Trosenburg Posted November 12, 2008 Posted November 12, 2008 Here is the abbreviated story.. GF and I have been together almost 4 years with minimal issues. She took a job overseas and we have known she was going to leave for almost a year. She left at the end of the summer and we never really spoke about what was going to happen to us only that I would come visit and she would be coming home periodically. Everything was really well between us and even spoke of marriage a little bit. She left at the end of the summer and the first few weeks went well with alot of I miss you and I love you and even sent me dates for me to fly to see her. After a week or so I notice a little distance and lost my cool and asked if we were going to make it work and if there was someone else(dumb i know). Then in later conversation she told me she wasnt sure it would be good for me to come see her. She said she need time and space and wanted to feel indepent while she was there, but that she still loves me. And that a break is neccesary. Right after that i sent her an email letting her know how i feel about her and how i understand where she is coming from. After a few emails of me telling her I understand where she is coming from and that i am sorry for putting pressure on me, we talked on the phone again for the first time. It went well no fighting and she said that she wants to just let things happen I said she could date other people (even though its not what i want) but she replied she doesnt have the intention of dating other people. Since then there has been sporatic contact but no miss you or love you. Good conversations just like when we dated. So she is coming home soon and I am still very much in love with her. I know i cant continue to contact her all the time and have resisited and have kept away from emotional talk. I have always thought she is the one for me and am having a hard time not wanting to tell her that and moving on.
jolly718 Posted November 12, 2008 Posted November 12, 2008 I feel for you man- what i dont get is why its stupid to ask if there is someone else? Ive done the same thing I hope it didnt make me look like an idiot.. Id just want to know the truth and it is thats the case i know i can let that chick go with ease
melissa123 Posted November 12, 2008 Posted November 12, 2008 Wow I almost felt like I was reading my post there. My bf did the EXACT same thing. Moved away to another city. At first I had the 'i miss you, i love you' but then like your situation he became distance and stopped all the sweet talk. Eventually I lost it and called him to find out what was going on and he broke up with me. Im shattered like you. I love him and cant move on. He is the guy for me. I know I can contact him and tell him how much I love him etc and it is so dam hard. I would love to give you some great advice but I just dont know what to do myself. I would give up anything to have him back here with me. I guess all we can do is give it time and hope like hell they come to realise what they have let go.
Author Trosenburg Posted November 13, 2008 Author Posted November 13, 2008 ok so here is a little more detail so maybe i can get some feedback... There was NC for about two weeks when she send me an email asking me how i was doing and if i had a chance to call her. So i emailed her back said things where well and that i would call the next day. She called i missed it and then called her back later that day. The convo was really good like nothing was wrong and there was joking and laughing. Another 6 days NC and i sent a light email just asking how her weekend went. No immediate response from her.. So she is due to come home for the holidays only to leave again. Do i just not contact her until she comes home or do I respond to contact from her if she reaches out? Or do i tell her right now i am not ready to have just friendly convos because it hurts still and I will see her over the holiday? Advice?

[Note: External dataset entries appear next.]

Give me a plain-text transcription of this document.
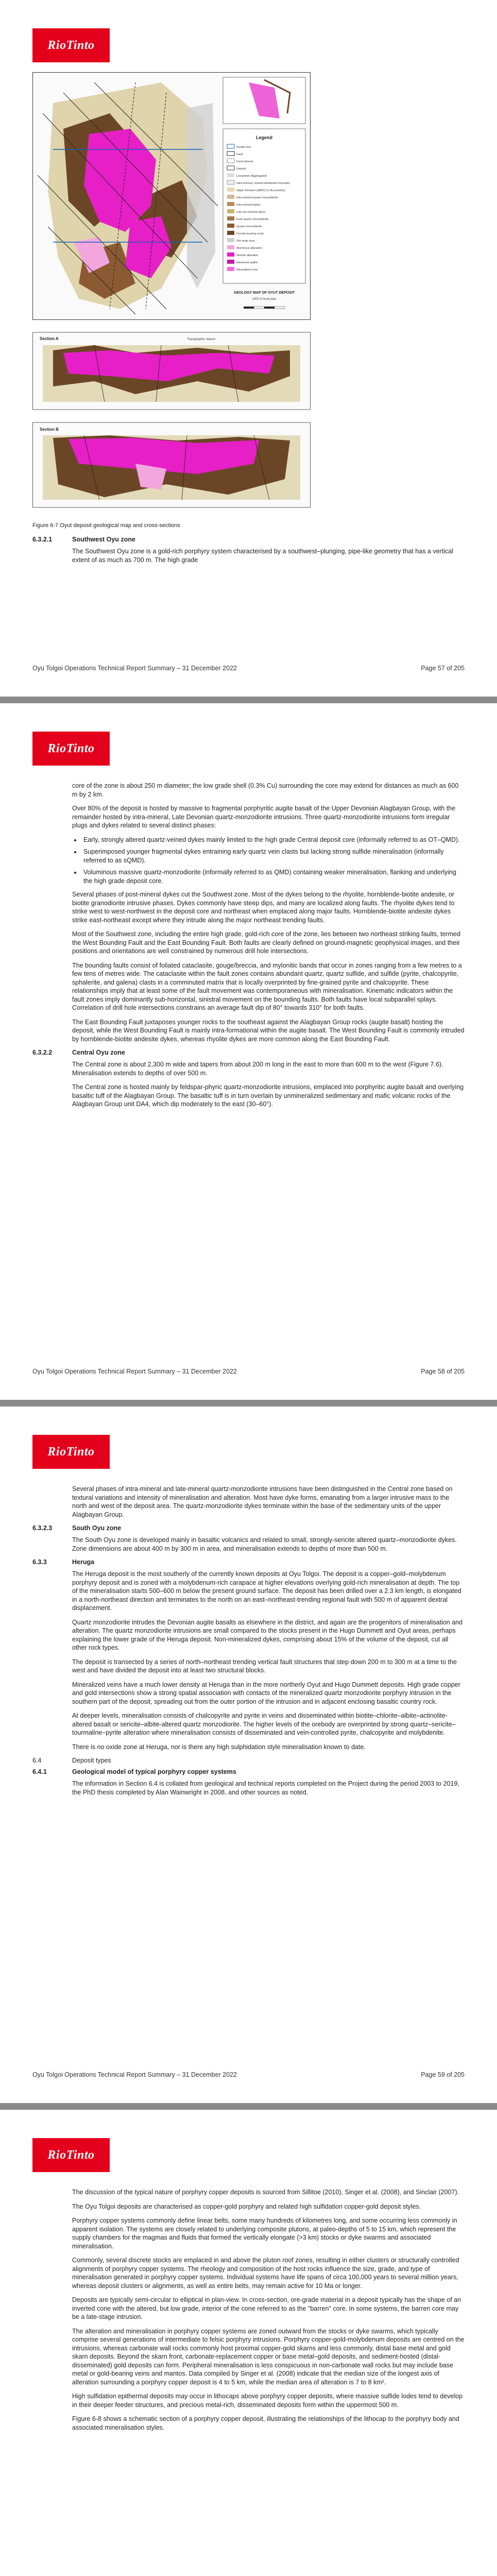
RioTinto
Legend
Section line
Fault
Fault inferred
Deposit
Lineament (Aggregated)
Intra-mineral, mineral distribution boundary
Upper Intrusive (QMD) Cu-Au porphyry
Intra-mineral quartz monzodiorite
Intra-mineral dykes
Late syn-mineral dykes
Early quartz monzodiorite
Quartz monzodiorite
Fluorite-bearing rocks
Ore body zone
Aluminous alteration
Sericite alteration
Advanced argillic
Mineralised zone
GEOLOGY MAP OF OYUT DEPOSIT
1000 m level plan
Section A	Topographic datum
Section B
Figure 6-7 Oyut deposit geological map and cross-sections
6.3.2.1	Southwest Oyu zone

The Southwest Oyu zone is a gold-rich porphyry system characterised by a southwest–plunging, pipe-like geometry that has a vertical extent of as much as 700 m. The high grade

Oyu Tolgoi Operations Technical Report Summary – 31 December 2022	Page 57 of 205
RioTinto

core of the zone is about 250 m diameter; the low grade shell (0.3% Cu) surrounding the core may extend for distances as much as 600 m by 2 km.

Over 80% of the deposit is hosted by massive to fragmental porphyritic augite basalt of the Upper Devonian Alagbayan Group, with the remainder hosted by intra-mineral, Late Devonian quartz-monzodiorite intrusions. Three quartz-monzodiorite intrusions form irregular plugs and dykes related to several distinct phases:

• Early, strongly altered quartz-veined dykes mainly limited to the high grade Central deposit core (informally referred to as OT–QMD).
• Superimposed younger fragmental dykes entraining early quartz vein clasts but lacking strong sulfide mineralisation (informally referred to as sQMD).
• Voluminous massive quartz-monzodiorite (informally referred to as QMD) containing weaker mineralisation, flanking and underlying the high grade deposit core.

Several phases of post-mineral dykes cut the Southwest zone. Most of the dykes belong to the rhyolite, hornblende-biotite andesite, or biotite granodiorite intrusive phases. Dykes commonly have steep dips, and many are localized along faults. The rhyolite dykes tend to strike west to west-northwest in the deposit core and northeast when emplaced along major faults. Hornblende-biotite andesite dykes strike east-northeast except where they intrude along the major northeast trending faults.

Most of the Southwest zone, including the entire high grade, gold-rich core of the zone, lies between two northeast striking faults, termed the West Bounding Fault and the East Bounding Fault. Both faults are clearly defined on ground-magnetic geophysical images, and their positions and orientations are well constrained by numerous drill hole intersections.

The bounding faults consist of foliated cataclasite, gouge/breccia, and mylonitic bands that occur in zones ranging from a few metres to a few tens of metres wide. The cataclasite within the fault zones contains abundant quartz, quartz sulfide, and sulfide (pyrite, chalcopyrite, sphalerite, and galena) clasts in a comminuted matrix that is locally overprinted by fine-grained pyrite and chalcopyrite. These relationships imply that at least some of the fault movement was contemporaneous with mineralisation. Kinematic indicators within the fault zones imply dominantly sub-horizontal, sinistral movement on the bounding faults. Both faults have local subparallel splays. Correlation of drill hole intersections constrains an average fault dip of 80° towards 310° for both faults.

The East Bounding Fault juxtaposes younger rocks to the southeast against the Alagbayan Group rocks (augite basalt) hosting the deposit, while the West Bounding Fault is mainly intra-formational within the augite basalt. The West Bounding Fault is commonly intruded by hornblende-biotite andesite dykes, whereas rhyolite dykes are more common along the East Bounding Fault.

6.3.2.2	Central Oyu zone

The Central zone is about 2,300 m wide and tapers from about 200 m long in the east to more than 600 m to the west (Figure 7.6). Mineralisation extends to depths of over 500 m.

The Central zone is hosted mainly by feldspar-phyric quartz-monzodiorite intrusions, emplaced into porphyritic augite basalt and overlying basaltic tuff of the Alagbayan Group. The basaltic tuff is in turn overlain by unmineralized sedimentary and mafic volcanic rocks of the Alagbayan Group unit DA4, which dip moderately to the east (30–60°).

Oyu Tolgoi Operations Technical Report Summary – 31 December 2022	Page 58 of 205
RioTinto

Several phases of intra-mineral and late-mineral quartz-monzodiorite intrusions have been distinguished in the Central zone based on textural variations and intensity of mineralisation and alteration. Most have dyke forms, emanating from a larger intrusive mass to the north and west of the deposit area. The quartz-monzodiorite dykes terminate within the base of the sedimentary units of the upper Alagbayan Group.

6.3.2.3	South Oyu zone

The South Oyu zone is developed mainly in basaltic volcanics and related to small, strongly-sericite altered quartz–monzodiorite dykes. Zone dimensions are about 400 m by 300 m in area, and mineralisation extends to depths of more than 500 m.

6.3.3	Heruga

The Heruga deposit is the most southerly of the currently known deposits at Oyu Tolgoi. The deposit is a copper–gold–molybdenum porphyry deposit and is zoned with a molybdenum-rich carapace at higher elevations overlying gold-rich mineralisation at depth. The top of the mineralisation starts 500–600 m below the present ground surface. The deposit has been drilled over a 2.3 km length, is elongated in a north-northeast direction and terminates to the north on an east–northeast-trending regional fault with 500 m of apparent dextral displacement.

Quartz monzodiorite intrudes the Devonian augite basalts as elsewhere in the district, and again are the progenitors of mineralisation and alteration. The quartz monzodiorite intrusions are small compared to the stocks present in the Hugo Dummett and Oyut areas, perhaps explaining the lower grade of the Heruga deposit. Non-mineralized dykes, comprising about 15% of the volume of the deposit, cut all other rock types.

The deposit is transected by a series of north–northeast trending vertical fault structures that step down 200 m to 300 m at a time to the west and have divided the deposit into at least two structural blocks.

Mineralized veins have a much lower density at Heruga than in the more northerly Oyut and Hugo Dummett deposits. High grade copper and gold intersections show a strong spatial association with contacts of the mineralized quartz monzodiorite porphyry intrusion in the southern part of the deposit, spreading out from the outer portion of the intrusion and in adjacent enclosing basaltic country rock.

At deeper levels, mineralisation consists of chalcopyrite and pyrite in veins and disseminated within biotite–chlorite–albite–actinolite-altered basalt or sericite–albite-altered quartz monzodiorite. The higher levels of the orebody are overprinted by strong quartz–sericite–tourmaline–pyrite alteration where mineralisation consists of disseminated and vein-controlled pyrite, chalcopyrite and molybdenite.

There is no oxide zone at Heruga, nor is there any high sulphidation style mineralisation known to date.

6.4	Deposit types
6.4.1	Geological model of typical porphyry copper systems

The information in Section 6.4 is collated from geological and technical reports completed on the Project during the period 2003 to 2019, the PhD thesis completed by Alan Wainwright in 2008, and other sources as noted.

Oyu Tolgoi Operations Technical Report Summary – 31 December 2022	Page 59 of 205
RioTinto

The discussion of the typical nature of porphyry copper deposits is sourced from Sillitoe (2010), Singer et al. (2008), and Sinclair (2007).

The Oyu Tolgoi deposits are characterised as copper-gold porphyry and related high sulfidation copper-gold deposit styles.

Porphyry copper systems commonly define linear belts, some many hundreds of kilometres long, and some occurring less commonly in apparent isolation. The systems are closely related to underlying composite plutons, at paleo-depths of 5 to 15 km, which represent the supply chambers for the magmas and fluids that formed the vertically elongate (>3 km) stocks or dyke swarms and associated mineralisation.

Commonly, several discrete stocks are emplaced in and above the pluton roof zones, resulting in either clusters or structurally controlled alignments of porphyry copper systems. The rheology and composition of the host rocks influence the size, grade, and type of mineralisation generated in porphyry copper systems. Individual systems have life spans of circa 100,000 years to several million years, whereas deposit clusters or alignments, as well as entire belts, may remain active for 10 Ma or longer.

Deposits are typically semi-circular to elliptical in plan-view. In cross-section, ore-grade material in a deposit typically has the shape of an inverted cone with the altered, but low grade, interior of the cone referred to as the "barren" core. In some systems, the barren core may be a late-stage intrusion.

The alteration and mineralisation in porphyry copper systems are zoned outward from the stocks or dyke swarms, which typically comprise several generations of intermediate to felsic porphyry intrusions. Porphyry copper-gold-molybdenum deposits are centred on the intrusions, whereas carbonate wall rocks commonly host proximal copper-gold skarns and less commonly, distal base metal and gold skarn deposits. Beyond the skarn front, carbonate-replacement copper or base metal–gold deposits, and sediment-hosted (distal-disseminated) gold deposits can form. Peripheral mineralisation is less conspicuous in non-carbonate wall rocks but may include base metal or gold-bearing veins and mantos. Data compiled by Singer et al. (2008) indicate that the median size of the longest axis of alteration surrounding a porphyry copper deposit is 4 to 5 km, while the median area of alteration is 7 to 8 km².

High sulfidation epithermal deposits may occur in lithocaps above porphyry copper deposits, where massive sulfide lodes tend to develop in their deeper feeder structures, and precious metal-rich, disseminated deposits form within the uppermost 500 m.

Figure 6-8 shows a schematic section of a porphyry copper deposit, illustrating the relationships of the lithocap to the porphyry body and associated mineralisation styles.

northstar1 Posted November 13, 2008 Posted November 13, 2008 ok so here is a little more detail so maybe i can get some feedback... There was NC for about two weeks when she send me an email asking me how i was doing and if i had a chance to call her. So i emailed her back said things where well and that i would call the next day. She called i missed it and then called her back later that day. The convo was really good like nothing was wrong and there was joking and laughing. Another 6 days NC and i sent a light email just asking how her weekend went. No immediate response from her.. So she is due to come home for the holidays only to leave again. Do i just not contact her until she comes home or do I respond to contact from her if she reaches out? Or do i tell her right now i am not ready to have just friendly convos because it hurts still and I will see her over the holiday? Advice? How long is she going to be away for? No doubt she's immersed herself in her new life and is probably really busy. I would send her a short email, telling her you'd like to still meet up when she is back and tell her to get in touch when she's back. Leave it simple. When she is back, talk to her and see how things go.